Monday, December 31, 2012

Endings & Beginnings

Today was a difficult day.  I ended one year and began a new one.  I also made a decision to end one life and begin a new one, physically and metaphorically.  A new chapter in my life has begun.  A new chapter in my family has begun.

Our family friend, our pet, a seven-year member of our lives was put to eternal sleep today.  Daisy was a great dog, but she became very ill and this afternoon was diagnosed with "diabetic crisis".  No, we didn't know she was diabetic, however I became suspicious when she all of a sudden stopped eating, dropped 20 pounds, and began drinking nonstop.  A trip to the vet turned into a trip to Iowa State, which led to many tests, an x-ray, and ultimately a decision that will forever change our family.  I didn't realize how much this would affect me.  Tomorrow we tell the children.

I have been reading many posts of people's New Years resolutions and things they want to do to better themselves.  My pessimist side says most of them will never see the fulfillment of those decisions.  Ironic how we go about our lives as if we are invincible yet are surprised when the proverbial rug is ripped out from under us.

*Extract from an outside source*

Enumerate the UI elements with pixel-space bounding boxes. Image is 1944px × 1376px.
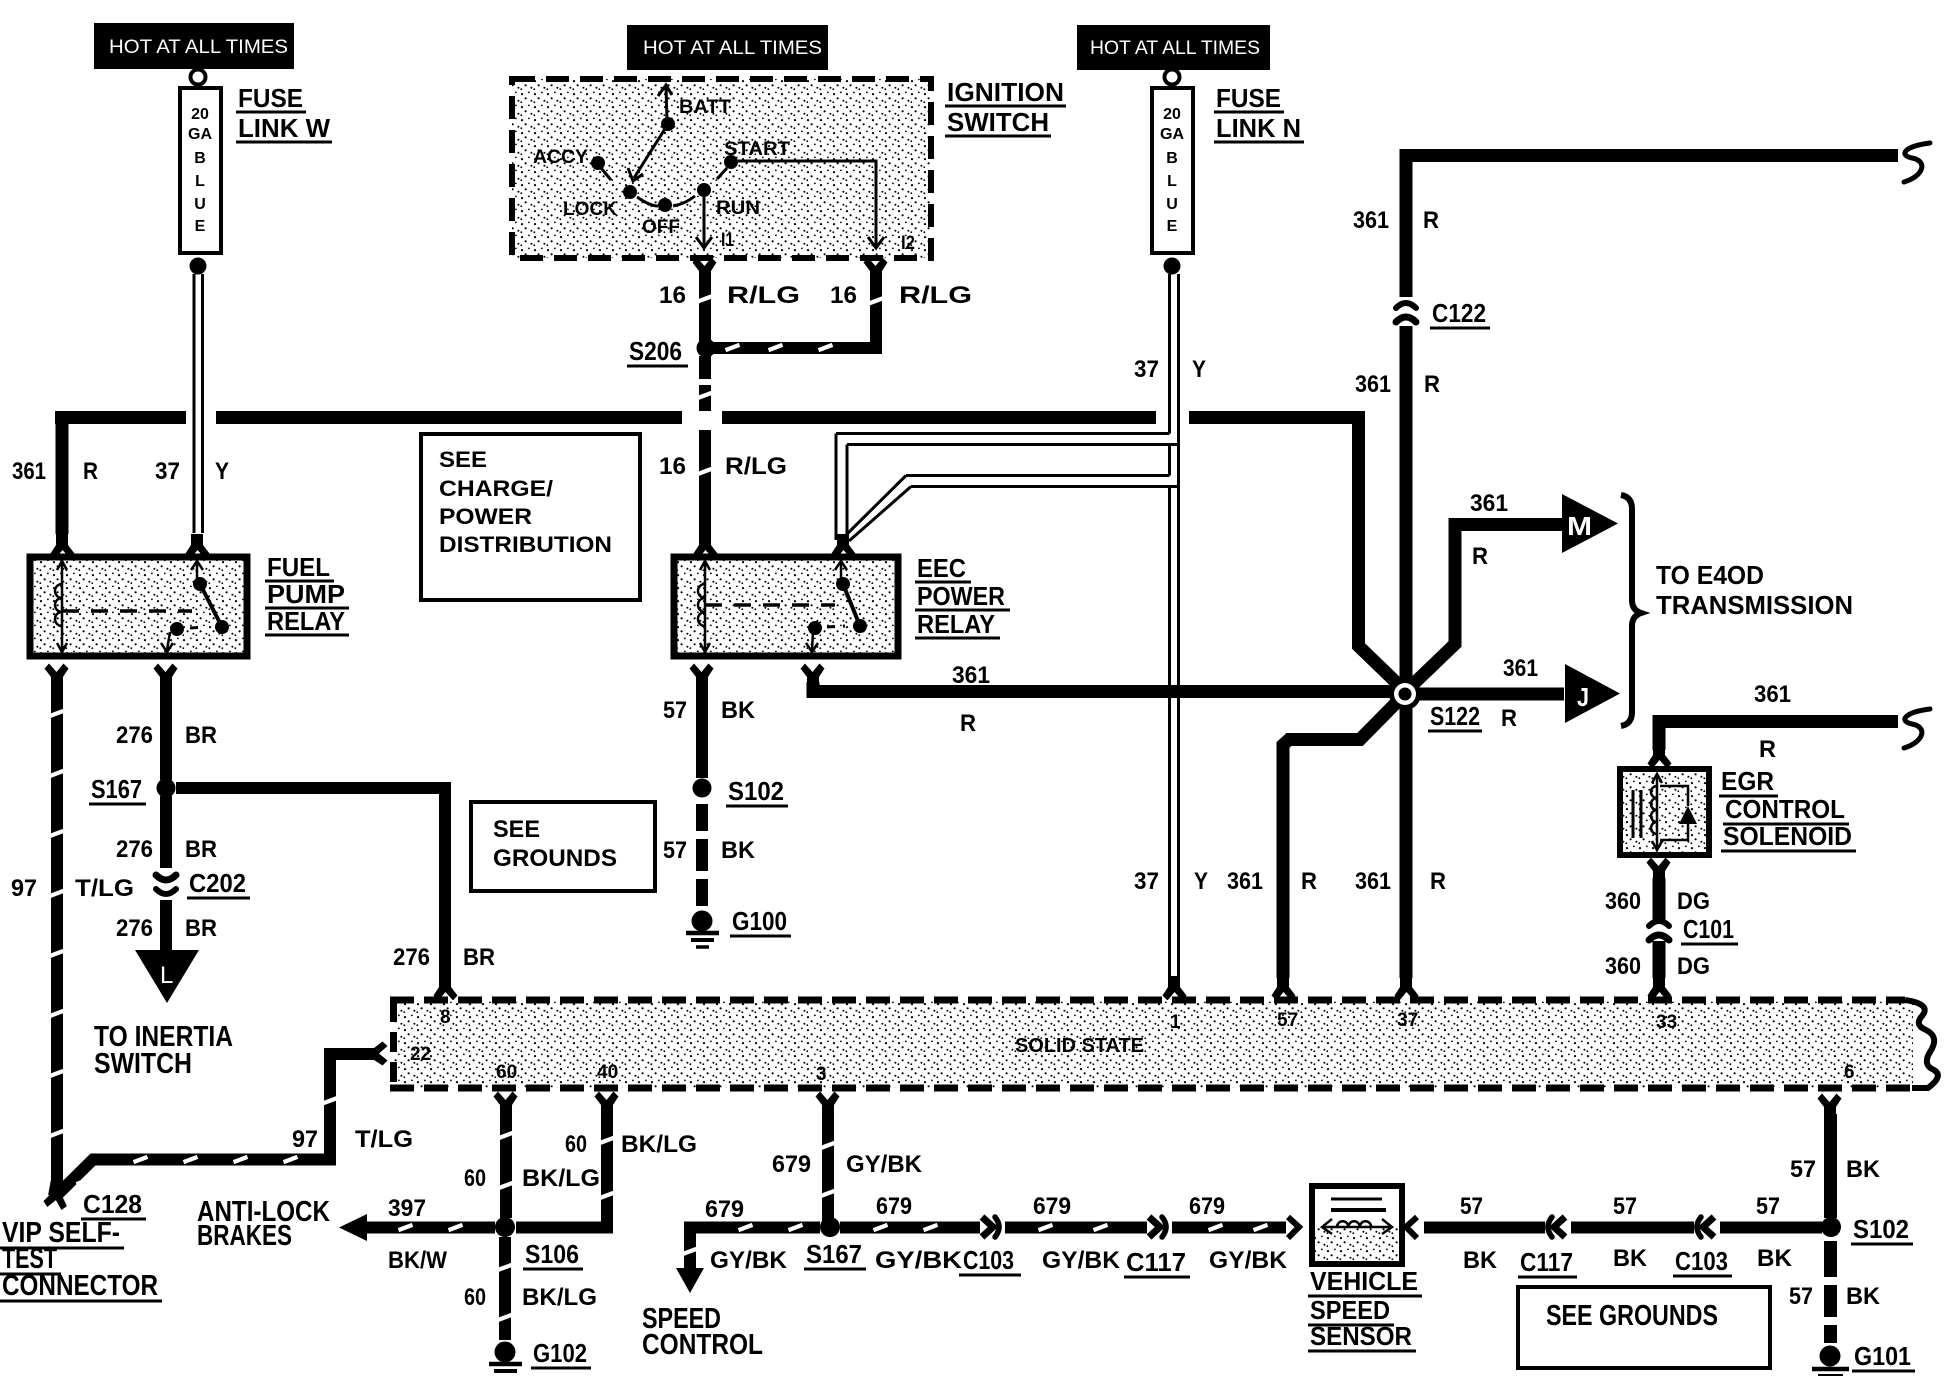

At the beginning of December I saw that I was close to the 1000 mile marker for the year.  I only needed 46 miles.  No problem.  I could do that easily.  In the end, I only ran twice in the month of December.  It did not add up to 46 miles.  I fell short.  again.  as I do every year.  I have been running for the past 3 years.  Each year there is a hurdle, or more, that prevents me from achieving my goals.

While I have a lot to be bitter about this year, I also have a lot to thankful for.  I may have missed my goal again, but I also accomplished a lot, too.  I count my blessings everyday.   I had something new and different to celebrate each day.  When I wake up I will celebrate the life of another.  I will cry.  I will laugh.  I will embrace.  I will celebrate.

Tonight I wanted to run from 2012 into 2013, even if that meant I only ran around the block.  I missed that goal, too.  Instead, after the children were asleep, Bill came to kiss me goodnight and I said, go put on your boots.  He looked at me strangely, but reluctantly put on his boots.  We got coats on.  We got hats and mittens and scarves on.  Together we made a one-mile walk through town, splitting it in half, south to north and back again.  It was our time.  It was my time.  I didn't run; I walked.  I didn't run through the stroke of midnight, but I did complete the job.  I didn't do it in the way I had intended, but I completed.

I have goals, resolutions, and expectations of myself for 2013.  I know I probably won't accomplish all I set out to do.  I know I have more in me than what I will complete, but eventually I will complete it, one way or another.  Each January 1 we have the opportunity to recreate ourselves and be someone or something we are not or have not been.  Tomorrow at lunch we will turn the proverbial chapter of our children's lives, too, so that they can begin again.  Tomorrow we tell the children.



today's mileage: 1 mile walking
weekly mileage: 4 miles running
monthly mileage: 14 miles running
annual mileage: 557 miles running; 415 miles riding; 10.6875 miles swimming
TOTAL mileage: 968

1 comment:

  1. My thoughts and prayers are with you!! Hugs to all of the family!!